Quel pomeriggio di inizio estate Leonard aveva pettinato Maria Antonietta e le amiche. Dopo una giornata di lavoro intenso, durante il quale non aveva quasi toccato cibo, stava per rientrare a Parigi ma, raggiungendo il suo calesse laccato, si accorse che era in panne. Bestemmiò. Per fortuna poco lontano scoprì che un’altra professionista si accingeva a lasciare Versailles. La chiamò a gran voce:
- Mademoiselle Bertin! Mademoselle Bertin!
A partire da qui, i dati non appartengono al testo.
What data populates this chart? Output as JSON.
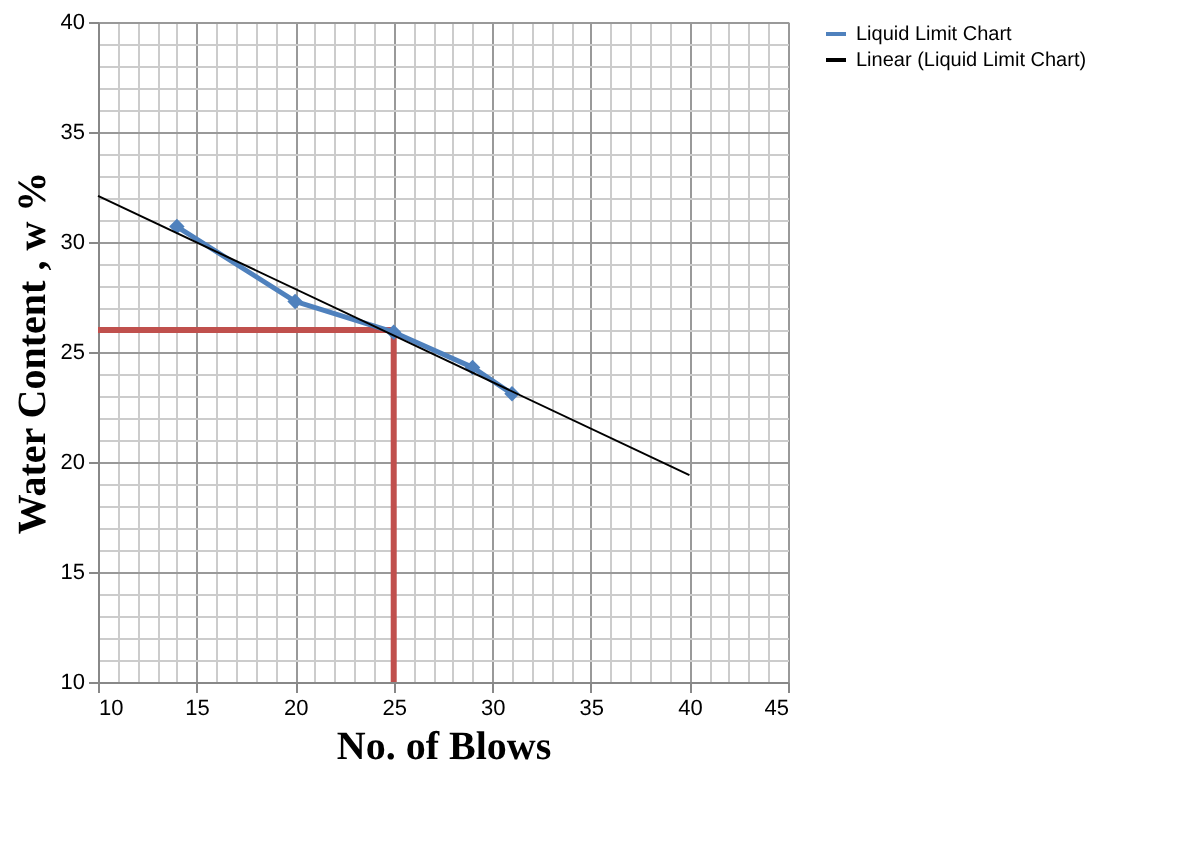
{
  "chart_data": {
    "type": "line",
    "xlabel": "No. of Blows",
    "ylabel": "Water Content , w %",
    "xlim": [
      10,
      45
    ],
    "xticks": [
      10,
      15,
      20,
      25,
      30,
      35,
      40,
      45
    ],
    "ylim": [
      10,
      40
    ],
    "yticks": [
      10,
      15,
      20,
      25,
      30,
      35,
      40
    ],
    "grid": true,
    "legend": "right",
    "series": [
      {
        "name": "Liquid Limit Chart",
        "color": "#4f81bd",
        "marker": "diamond",
        "x": [
          14,
          20,
          25,
          29,
          31
        ],
        "values": [
          30.7,
          27.3,
          25.9,
          24.3,
          23.1
        ]
      },
      {
        "name": "Linear (Liquid Limit Chart)",
        "color": "#000000",
        "marker": "none",
        "x": [
          10,
          40
        ],
        "values": [
          32.1,
          19.4
        ]
      },
      {
        "color": "#c0504d",
        "marker": "none",
        "x": [
          10,
          25,
          25
        ],
        "values": [
          26,
          26,
          10
        ]
      }
    ]
  }
}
Sentendosi apostrofare la modista si fermò con un piede sul predellino della carrozza. Lo stupore fu grande quando vide chi correva verso di lei.
- Monsieur Leonard, come mai qui? Il vostro giorno non è domenica?
- Sono dovuto venire per una commissione urgente… un ballo all’opera… mademoiselle Bertin mi si è rotta una ruota e non sarà riparata che stasera…. mi dareste un passaggio?
- Ma certo….
La sarta entrò e gli fece posto, Leonard sedette guardandosi attorno compiaciuto:
- Davvero una carrozza di gran classe!
La Bertin diede ordine al cocchiere di partire e guardò il volto levigato dell’uomo:
- Il minimo per essere all’altezza…
- Avete ragione… quante spese per far bella figura! Pensare che quel Turgot ci dava dei privilegiati… -
- Anzi i parrucchieri li ha rispettati… voleva abolire le corporazioni tranne che parrucchieri, farmacisti, orefici e stampatori…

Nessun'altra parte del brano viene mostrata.